Guest post by Anna from Witchcraft and more
I have a special place in my heart for this book. Its incredible author, M. A. Bulgakov, created a genius novel, which has been of interest to many researchers for over sixty years. The Master and Margarita was introduced to me by my mum long before I studied it at school. The novel seemed strange to me because I didn’t understand it completely and couldn’t give value to its language and plot.
Later, when I read the novel with the full awareness of its contents, I started enjoying it much more, liking certain chapters and details. Then I realized that I fell in love with it forever. No wonder The Master and Margarita became one of the subjects of my final diploma project at university. This is when I started exploring the novel from a scientific point of view, discovering more and more beauty in it and getting to know new things about the world of the novel created by Bulgakov.
The topic I am raising today is quite broad, but interesting, and directly related to the idea of my blog, Witchcraft and more. I am going to make few posts telling the story of Margarita – a witch of Russian descent.
Margarita is the most famous witch of Russian, and perhaps world, literature. There are numerous books written about her character and I in turn would like to concentrate on her witchy side.
As soon as it is a novel I am talking about, there is a great love story in it and Margarita is a part of it. She is pictured as an ordinary woman living an ordinary life with a husband she doesn’t love. The routine life makes her to search for the wonder of love. And she finds it . . . or it finds her?
Margarita means “pearl” (derived from a Greek word margarites). The pearl is a talisman of arts, inspiration, and spiritual perfection, and also is used in witchcraft. Margarita is a symbol of Master’s renewed belief in creation; this is she, who saves few pages of Master’s novel he intends to burn. She is also a symbol of sacrifices done in the name of love.
I used to tell in the first posts, that a witch plays a dual role in humans’ life: good and bad. Witchcraft helps people get what they want. Margarita decides to become a witch and makes a deal with the Devil in order to find her lover, Master, who is missing.

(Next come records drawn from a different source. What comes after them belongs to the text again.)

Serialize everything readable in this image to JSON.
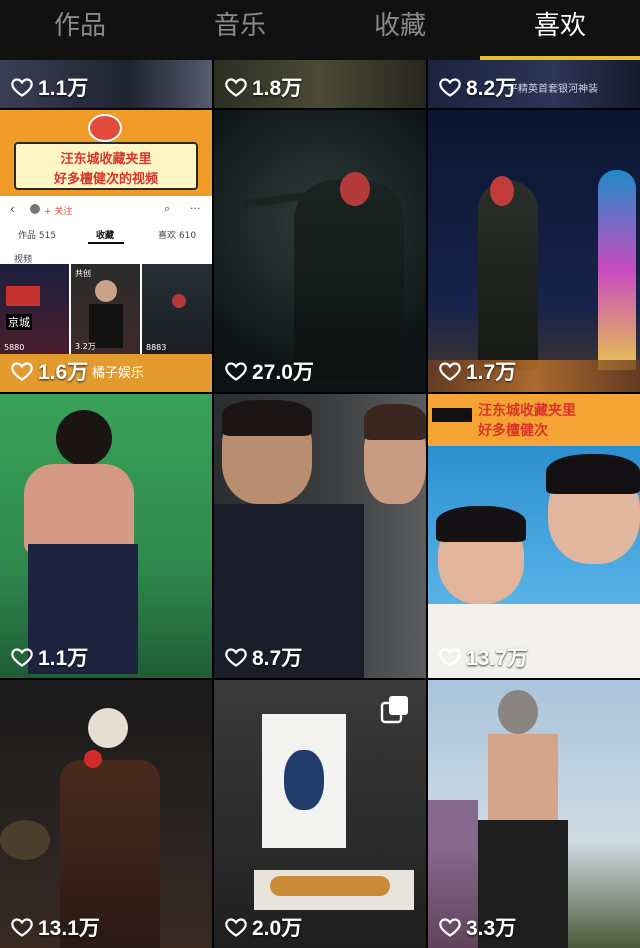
{
  "tabs": [
    {
      "label": "作品",
      "active": false
    },
    {
      "label": "音乐",
      "active": false
    },
    {
      "label": "收藏",
      "active": false
    },
    {
      "label": "喜欢",
      "active": true
    }
  ],
  "accent_color": "#e9bd2e",
  "grid": [
    {
      "likes": "1.1万"
    },
    {
      "likes": "1.8万"
    },
    {
      "likes": "8.2万",
      "caption": "平精英首套银河神装"
    },
    {
      "likes": "1.6万",
      "banner_line1": "汪东城收藏夹里",
      "banner_line2": "好多檀健次的视频",
      "profile": {
        "follow": "+ 关注",
        "tab_works": "作品 515",
        "tab_fav": "收藏",
        "tab_likes": "喜欢 610",
        "sub_tab": "视频",
        "thumb_counts": [
          "5880",
          "3.2万",
          "8883"
        ],
        "thumb_labels": [
          "京城",
          "共创"
        ]
      },
      "brand": "橘子娱乐"
    },
    {
      "likes": "27.0万"
    },
    {
      "likes": "1.7万"
    },
    {
      "likes": "1.1万"
    },
    {
      "likes": "8.7万"
    },
    {
      "likes": "13.7万",
      "banner_line1": "汪东城收藏夹里",
      "banner_line2": "好多檀健次"
    },
    {
      "likes": "13.1万"
    },
    {
      "likes": "2.0万",
      "multi_image": true
    },
    {
      "likes": "3.3万"
    }
  ]
}
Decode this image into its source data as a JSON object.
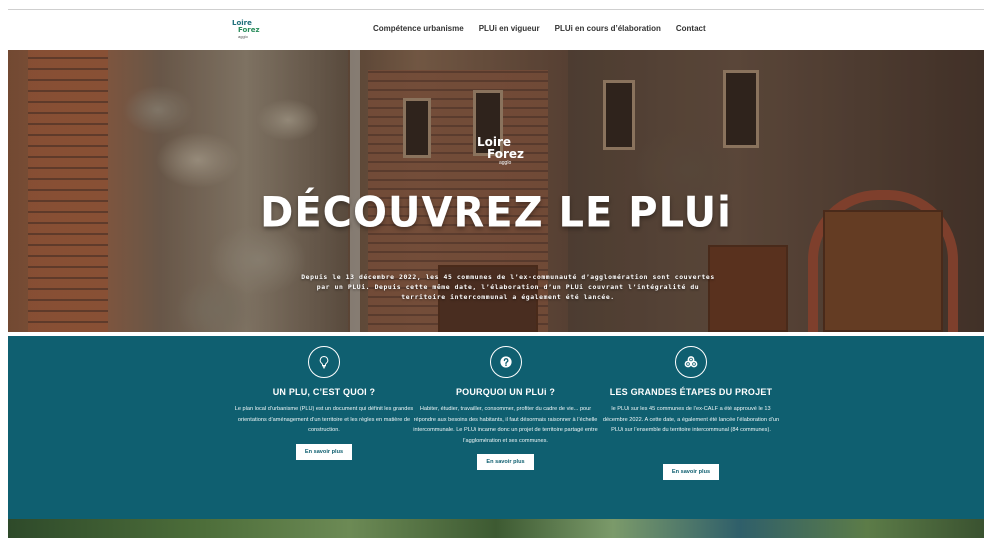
{
  "header": {
    "logo": {
      "line1": "Loire",
      "line2": "Forez",
      "line3": "agglo"
    },
    "menu": [
      {
        "label": "Compétence urbanisme"
      },
      {
        "label": "PLUi en vigueur"
      },
      {
        "label": "PLUi en cours d’élaboration"
      },
      {
        "label": "Contact"
      }
    ]
  },
  "hero": {
    "logo": {
      "line1": "Loire",
      "line2": "Forez",
      "line3": "agglo"
    },
    "title": "DÉCOUVREZ LE PLUi",
    "text": "Depuis le 13 décembre 2022, les 45 communes de l’ex-communauté d’agglomération sont couvertes par un PLUi. Depuis cette même date, l’élaboration d’un PLUi couvrant l’intégralité du territoire intercommunal a également été lancée."
  },
  "cards": [
    {
      "icon": "lightbulb-icon",
      "title": "UN PLU, C’EST QUOI ?",
      "text": "Le plan local d’urbanisme (PLU) est un document qui définit les grandes orientations d’aménagement d’un territoire et les règles en matière de construction.",
      "button": "En savoir plus"
    },
    {
      "icon": "question-icon",
      "title": "POURQUOI UN PLUi ?",
      "text": "Habiter, étudier, travailler, consommer, profiter du cadre de vie... pour répondre aux besoins des habitants, il faut désormais raisonner à l’échelle intercommunale. Le PLUi incarne donc un projet de territoire partagé entre l’agglomération et ses communes.",
      "button": "En savoir plus"
    },
    {
      "icon": "coins-icon",
      "title": "LES GRANDES ÉTAPES DU PROJET",
      "text": "le PLUi sur les 45 communes de l’ex-CALF a été approuvé le 13 décembre 2022. A cette date, a également été lancée l’élaboration d’un PLUi sur l’ensemble du territoire intercommunal (84 communes).",
      "button": "En savoir plus"
    }
  ],
  "colors": {
    "teal": "#0f5f70",
    "logo_teal": "#1f6f7a",
    "logo_green": "#2a8d5c"
  }
}
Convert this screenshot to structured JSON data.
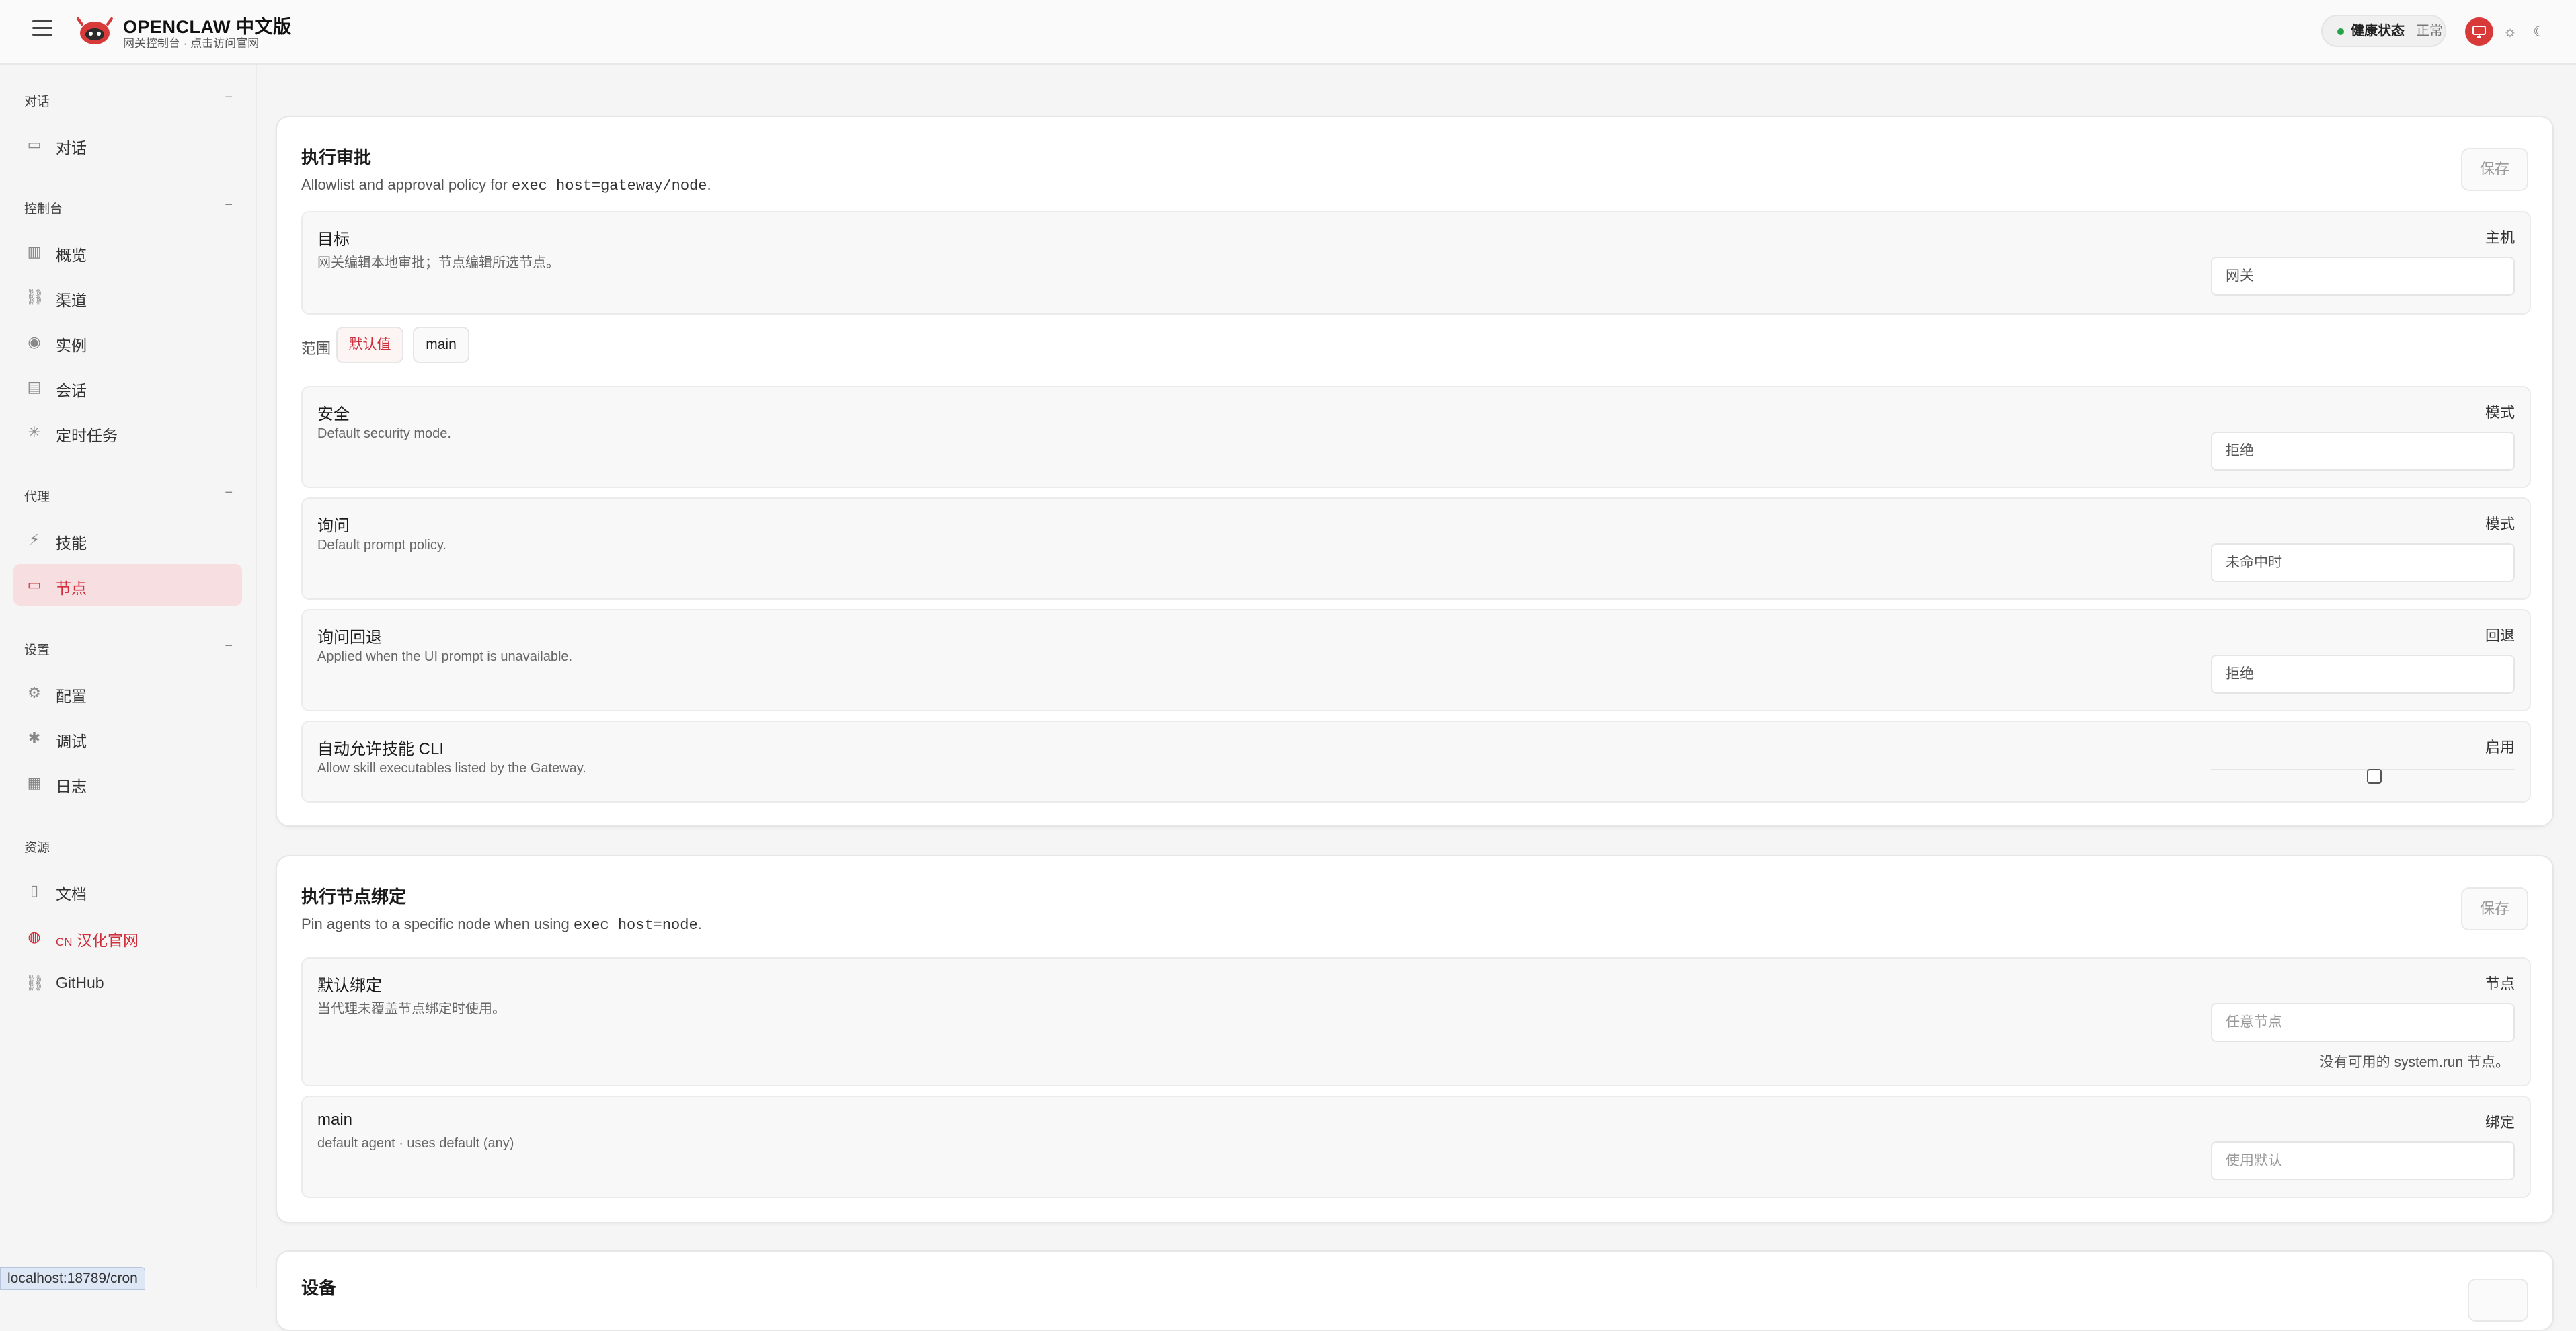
{
  "header": {
    "brand_title": "OPENCLAW 中文版",
    "brand_subtitle": "网关控制台 · 点击访问官网",
    "health_label": "健康状态",
    "health_value": "正常"
  },
  "sidebar": {
    "sections": [
      {
        "title": "对话",
        "items": [
          {
            "label": "对话",
            "icon": "chat-icon"
          }
        ]
      },
      {
        "title": "控制台",
        "items": [
          {
            "label": "概览",
            "icon": "bar-chart-icon"
          },
          {
            "label": "渠道",
            "icon": "link-icon"
          },
          {
            "label": "实例",
            "icon": "broadcast-icon"
          },
          {
            "label": "会话",
            "icon": "document-icon"
          },
          {
            "label": "定时任务",
            "icon": "loader-icon"
          }
        ]
      },
      {
        "title": "代理",
        "items": [
          {
            "label": "技能",
            "icon": "lightning-icon"
          },
          {
            "label": "节点",
            "icon": "monitor-icon"
          }
        ]
      },
      {
        "title": "设置",
        "items": [
          {
            "label": "配置",
            "icon": "gear-icon"
          },
          {
            "label": "调试",
            "icon": "bug-icon"
          },
          {
            "label": "日志",
            "icon": "log-icon"
          }
        ]
      },
      {
        "title": "资源",
        "items": [
          {
            "label": "文档",
            "icon": "book-icon"
          },
          {
            "label": "汉化官网",
            "prefix": "CN",
            "icon": "globe-icon"
          },
          {
            "label": "GitHub",
            "icon": "link-icon"
          }
        ]
      }
    ],
    "active_item": "节点"
  },
  "status_url": "localhost:18789/cron",
  "exec_approval": {
    "title": "执行审批",
    "desc_prefix": "Allowlist and approval policy for ",
    "desc_code": "exec host=gateway/node",
    "desc_suffix": ".",
    "save_label": "保存",
    "target": {
      "title": "目标",
      "desc": "网关编辑本地审批；节点编辑所选节点。",
      "label": "主机",
      "value": "网关"
    },
    "scope_label": "范围",
    "scope_chips": [
      "默认值",
      "main"
    ],
    "security": {
      "title": "安全",
      "desc": "Default security mode.",
      "label": "模式",
      "value": "拒绝"
    },
    "ask": {
      "title": "询问",
      "desc": "Default prompt policy.",
      "label": "模式",
      "value": "未命中时"
    },
    "ask_fallback": {
      "title": "询问回退",
      "desc": "Applied when the UI prompt is unavailable.",
      "label": "回退",
      "value": "拒绝"
    },
    "auto_allow": {
      "title": "自动允许技能 CLI",
      "desc": "Allow skill executables listed by the Gateway.",
      "label": "启用",
      "checked": false
    }
  },
  "exec_binding": {
    "title": "执行节点绑定",
    "desc_prefix": "Pin agents to a specific node when using ",
    "desc_code": "exec host=node",
    "desc_suffix": ".",
    "save_label": "保存",
    "default_binding": {
      "title": "默认绑定",
      "desc": "当代理未覆盖节点绑定时使用。",
      "label": "节点",
      "placeholder": "任意节点",
      "note": "没有可用的 system.run 节点。"
    },
    "main_binding": {
      "title": "main",
      "desc": "default agent · uses default (any)",
      "label": "绑定",
      "placeholder": "使用默认"
    }
  },
  "devices": {
    "title": "设备"
  },
  "colors": {
    "accent": "#cf2e3a",
    "active_bg": "#f7dfe1",
    "health_dot": "#22a447"
  }
}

Though it seems that Margarita is chosen by Woland (the Devil in Bulgakov’s novel) randomly, it is not so. She was always meant to be someone else. Margarita has a squinting eye which is considered to be a mark of dark power, she has black hair, and she wears preferably black attire – a color associated with witchcraft; she has prophetic dreams and is very sensitive toward the meaning of the signs around her. Her intuition tells her that something is going to happen.
Bulgakov describes how Margarita turns into a witch. But why turns? Because her very appearance changes when she applies a cream given by one of the servants of Woland, Azazello, on her face and body. She becomes twenty years old instead of thirty, her eyes turn greener and she feels like . . . laughing! She gains strength and happiness she never knew before. Here we see one of the attributes of a witch: a magical ointment. Moreover, Margarita’s initiation into a witch happens during the full moon when most of the important magical rituals are done to strengthen their result.
Our Russian witch is now ready to act; she is waiting for a signal to move out of her boring house. After a call Azazello gives her, she hears a strange knocking behind the door of her room. When she opens it, a floor broom comes out jumping and eager to fly away through the window. So here comes a necessary tool of a witch, a broomstick, though a bit modified. Margarita, naked, then heads to Sabbath (rus. Shabash). This once again refers to a common practice of witchcraft – gathering under the full moon to do magic, dance, and celebrate.
I have tried to explore features and attributes of a “typical” witch Margarita is bestowed by Bulgakov. Among them are magical tools like the broomstick and ointment, a ritual of initiation during a full moon, and features of Margarita which make her look like a witch before and after initiation. As soon as Margarita feels free after obtaining certain powers and seeks hope in virtue of witchcraft to find her Master, the theme of witchcraft in Bulgakov’s novel is not blamed but given a rather positive attitude.